Après ce séjour aux Etats-Unis, Sixtine réoriente sa thèse vers la démocratie directe communaliste. Une évidence. « En rentrant, j’ai passé plusieurs mois sur le terrain en France, à Commercy. Durant le mouvement des gilets jaunes, ces derniers se sont organisés en assemblées populaires. Certains ont décidé de se lancer au niveau local pour redonner le pouvoir de décision aux habitants. »
Sixtine est passionnée. Lorsqu’elle évoque le sujet de sa thèse, son débit de parole s’accélère. Les mots s’envolent avec aisance. Ses mains suivent le mouvement. « Certains me disent que ce que j’étudie est absurde, que de toute façon un tel système démocratique ne sera jamais mis en place. Mon but est de prouver que des arguments peuvent défendre cette théorie radicale. » Peut-on combiner militantisme et recherche scientifique ? Sixtine répond par l’affirmative. « Ma légitimité tient au fait d’avoir une démarche scientifique et de relayer fidèlement la réalité de terrain, pas d’être neutre. Pour moi, la neutralité n’existe pas, même en droit. A partir du moment où l’on défend le système établi, on adopte une position politique. »
Entre pessimisme et espoir
Maintenant qu’elle dispose des données, il ne reste qu’à les mettre en forme. Grâce à la bourse « Vocatio », Sixtine va réaliser un séjour de recherche à l’université d’Edimbourg. « Ce séjour de six mois va me permettre de me frotter aux théories anglaises et de rédiger ma thèse sous la direction de professeurs spécialisés en innovation démocratique, notamment Olivier Escobar. » Au terme de sa thèse qu’elle prévoit d’achever en 2021, elle espère continuer dans l’enseignement, tout en poursuivant son engagement sociétal.
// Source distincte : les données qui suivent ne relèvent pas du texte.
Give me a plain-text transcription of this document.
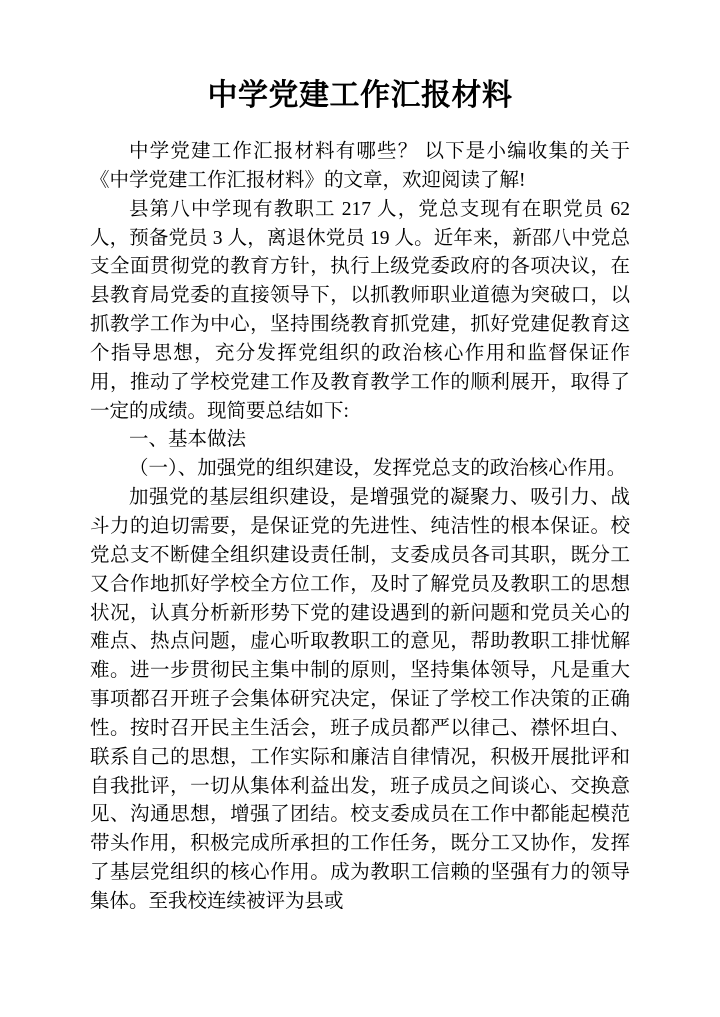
中学党建工作汇报材料

中学党建工作汇报材料有哪些？ 以下是小编收集的关于《中学党建工作汇报材料》的文章，欢迎阅读了解!

县第八中学现有教职工 217 人，党总支现有在职党员 62 人，预备党员 3 人，离退休党员 19 人。近年来，新邵八中党总支全面贯彻党的教育方针，执行上级党委政府的各项决议，在县教育局党委的直接领导下，以抓教师职业道德为突破口，以抓教学工作为中心，坚持围绕教育抓党建，抓好党建促教育这个指导思想，充分发挥党组织的政治核心作用和监督保证作用，推动了学校党建工作及教育教学工作的顺利展开，取得了一定的成绩。现简要总结如下:

一、基本做法

（一）、加强党的组织建设，发挥党总支的政治核心作用。

加强党的基层组织建设，是增强党的凝聚力、吸引力、战斗力的迫切需要，是保证党的先进性、纯洁性的根本保证。校党总支不断健全组织建设责任制，支委成员各司其职，既分工又合作地抓好学校全方位工作，及时了解党员及教职工的思想状况，认真分析新形势下党的建设遇到的新问题和党员关心的难点、热点问题，虚心听取教职工的意见，帮助教职工排忧解难。进一步贯彻民主集中制的原则，坚持集体领导，凡是重大事项都召开班子会集体研究决定，保证了学校工作决策的正确性。按时召开民主生活会，班子成员都严以律己、襟怀坦白、联系自己的思想，工作实际和廉洁自律情况，积极开展批评和自我批评，一切从集体利益出发，班子成员之间谈心、交换意见、沟通思想，增强了团结。校支委成员在工作中都能起模范带头作用，积极完成所承担的工作任务，既分工又协作，发挥了基层党组织的核心作用。成为教职工信赖的坚强有力的领导集体。至我校连续被评为县或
Sa vision de l’avenir ? Sixtine vacille entre pessimisme et espoir. « La montée du nationalisme me fait peur. Les gens n’ont plus confiance en l’institution politique. Les partis n’offrent pas de projets de société autour desquels on a envie de se rassembler », souligne-t-elle. « Mais lorsque je vois le mouvement de solidarité qui s’est créé suite aux inondations, les militants engagés pour la cause des sans-papiers, je reste bien évidemment optimiste quant à l’avenir. Ces militants anonymes et l’énergie qu’ils mettent dans leur combat sont ma plus grande source d’inspiration. »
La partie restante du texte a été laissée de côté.